WHO Director General Dr. Tedros Adhanom Ghebreyesus, said in a statement: “The World Health Organization and Facebook have been in discussions for several months to ensure people can access authoritative information on vaccines and reduce the spread of inaccuracies. Facebook will direct millions of its users to WHO’s accurate and reliable vaccine information in several languages, to ensure that vital health messages reach people who need them most.”

“Vaccine misinformation is a major threat to global health that could reverse decades of progress made in tackling preventable diseases”, the statement added, noting that many “debilitating and deadly” diseases such as diphtheria, hepatitis, polio and measles can be effectively prevented through vaccination.

Some users were quick to note the challenges inherent in the Facebook move, including for WHO, which needs to ensure that users around the world can easily get to the relevant content on the vaccine issue in different languages. “Facebook is doing the right thing and the ball is now in the court of @WHO headquarters,” tweeted one commentator complaining, “The WHO page that @Facebook redirects to is only in English and has a readability of grade 4. Has the text been pretested with vaccine-hesitant parents?”

This reporter, signing onto Facebook from Europe Thursday evening, and searching under the word “vaccine”, got to the detailed US CDC vaccine information site as a first pick and as a second pick, to the general WHO Facebook page, promoting a Walk the Talk-Health For All walk/run event planned in New York City later this month ahead of the upcoming United Nations General Assembly. A reporter testing the new Facebook algorithm from New York City also landed on the general WHO facebook page when searching for “vaccines.”

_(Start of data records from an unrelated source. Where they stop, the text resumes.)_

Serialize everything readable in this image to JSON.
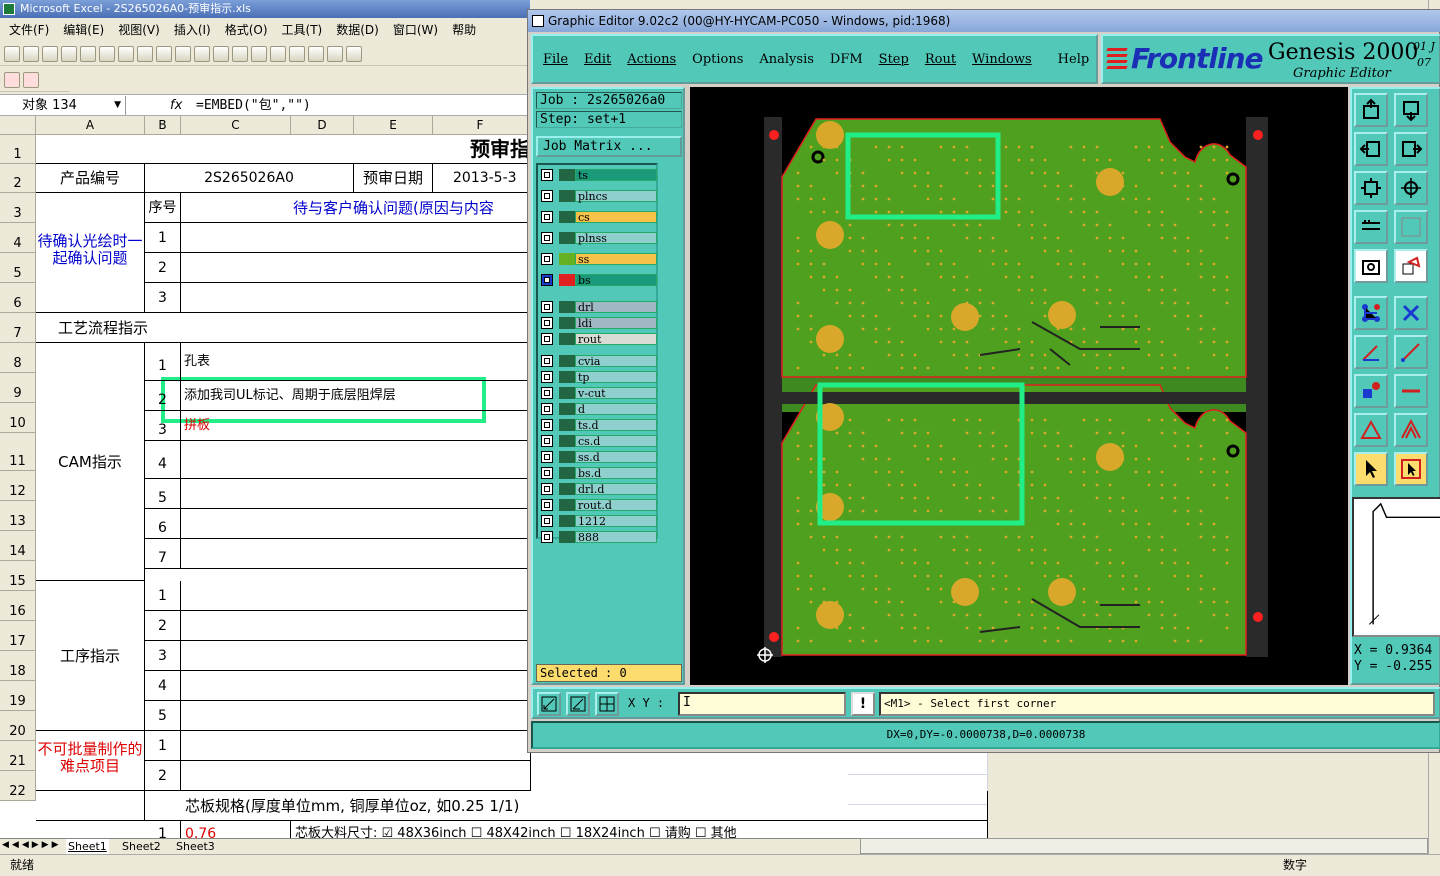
{
  "excel": {
    "title": "Microsoft Excel - 2S265026A0-预审指示.xls",
    "menu": [
      "文件(F)",
      "编辑(E)",
      "视图(V)",
      "插入(I)",
      "格式(O)",
      "工具(T)",
      "数据(D)",
      "窗口(W)",
      "帮助"
    ],
    "name_box": "对象 134",
    "fx": "fx",
    "formula": "=EMBED(\"包\",\"\")",
    "columns": [
      "A",
      "B",
      "C",
      "D",
      "E",
      "F"
    ],
    "rows": [
      "1",
      "2",
      "3",
      "4",
      "5",
      "6",
      "7",
      "8",
      "9",
      "10",
      "11",
      "12",
      "13",
      "14",
      "15",
      "16",
      "17",
      "18",
      "19",
      "20",
      "21",
      "22"
    ],
    "cells": {
      "title": "预审指",
      "product_label": "产品编号",
      "product_value": "2S265026A0",
      "date_label": "预审日期",
      "date_value": "2013-5-3",
      "seq_label": "序号",
      "pending_header": "待与客户确认问题(原因与内容",
      "pending_label": "待确认光绘时一起确认问题",
      "process_label": "工艺流程指示",
      "cam_label": "CAM指示",
      "cam_item1": "孔表",
      "cam_item2": "添加我司UL标记、周期于底层阻焊层",
      "cam_item3": "拼板",
      "op_label": "工序指示",
      "hard_label": "不可批量制作的难点项目",
      "core_spec": "芯板规格(厚度单位mm, 铜厚单位oz, 如0.25 1/1)",
      "row23_val": "0.76",
      "row23_text": "芯板大料尺寸: ☑ 48X36inch ☐ 48X42inch ☐ 18X24inch     ☐ 请购     ☐ 其他"
    },
    "seq": {
      "pending": [
        "1",
        "2",
        "3"
      ],
      "cam": [
        "1",
        "2",
        "3",
        "4",
        "5",
        "6",
        "7"
      ],
      "op": [
        "1",
        "2",
        "3",
        "4",
        "5"
      ],
      "hard": [
        "1",
        "2"
      ],
      "core": "1"
    },
    "sheets": [
      "Sheet1",
      "Sheet2",
      "Sheet3"
    ],
    "status_left": "就绪",
    "status_right": "数字"
  },
  "genesis": {
    "title": "Graphic Editor 9.02c2 (00@HY-HYCAM-PC050 - Windows, pid:1968)",
    "menu": [
      "File",
      "Edit",
      "Actions",
      "Options",
      "Analysis",
      "DFM",
      "Step",
      "Rout",
      "Windows"
    ],
    "help": "Help",
    "logo": "Frontline",
    "product": "Genesis 2000",
    "subtitle": "Graphic Editor",
    "ver1": "01 J",
    "ver2": "07",
    "job_line": "Job  : 2s265026a0",
    "step_line": "Step: set+1",
    "job_matrix": "Job Matrix ...",
    "layers": [
      {
        "name": "ts",
        "color": "#1a9a7a",
        "swatch": "#226644"
      },
      {
        "name": "plncs",
        "color": "#8fd0ce",
        "swatch": "#226644"
      },
      {
        "name": "cs",
        "color": "#f7c24a",
        "swatch": "#226644"
      },
      {
        "name": "plnss",
        "color": "#8fd0ce",
        "swatch": "#226644"
      },
      {
        "name": "ss",
        "color": "#f7c24a",
        "swatch": "#66b024"
      },
      {
        "name": "bs",
        "color": "#1a9a7a",
        "swatch": "#e02020"
      },
      {
        "name": "drl",
        "color": "#a0b8c4",
        "swatch": "#226644"
      },
      {
        "name": "ldi",
        "color": "#a0b8c4",
        "swatch": "#226644"
      },
      {
        "name": "rout",
        "color": "#d8dcd4",
        "swatch": "#226644"
      },
      {
        "name": "cvia",
        "color": "#8fd0ce",
        "swatch": "#226644"
      },
      {
        "name": "tp",
        "color": "#8fd0ce",
        "swatch": "#226644"
      },
      {
        "name": "v-cut",
        "color": "#8fd0ce",
        "swatch": "#226644"
      },
      {
        "name": "d",
        "color": "#8fd0ce",
        "swatch": "#226644"
      },
      {
        "name": "ts.d",
        "color": "#8fd0ce",
        "swatch": "#226644"
      },
      {
        "name": "cs.d",
        "color": "#8fd0ce",
        "swatch": "#226644"
      },
      {
        "name": "ss.d",
        "color": "#8fd0ce",
        "swatch": "#226644"
      },
      {
        "name": "bs.d",
        "color": "#8fd0ce",
        "swatch": "#226644"
      },
      {
        "name": "drl.d",
        "color": "#8fd0ce",
        "swatch": "#226644"
      },
      {
        "name": "rout.d",
        "color": "#8fd0ce",
        "swatch": "#226644"
      },
      {
        "name": "1212",
        "color": "#8fd0ce",
        "swatch": "#226644"
      },
      {
        "name": "888",
        "color": "#8fd0ce",
        "swatch": "#226644"
      }
    ],
    "selected": "Selected : 0",
    "xy_label": "X Y :",
    "xy_value": "I",
    "warn": "!",
    "prompt": "<M1> - Select first corner",
    "status": "DX=0,DY=-0.0000738,D=0.0000738",
    "coord_x": "X  = 0.9364",
    "coord_y": "Y  = -0.255",
    "colors": {
      "pcb": "#4ea01e",
      "pad": "#d9a82a",
      "highlight": "#22ee88",
      "outline": "#e02020"
    }
  }
}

A WHO spokeswoman said she had no further details about the nature of the WHO arrangement with Facebook or how it had been reached.  However, the Facebook action followed moves earlier this year by YouTube to reduce the frequency with which users would click into anti-vaccine propaganda, as well as an announcement last week by the social media platform Pinterest that it would curb misinformation on its website.  A WHO statement last week lauded “Pinterest’s leadership in protecting public health” and called upon other social media platforms to follow its example.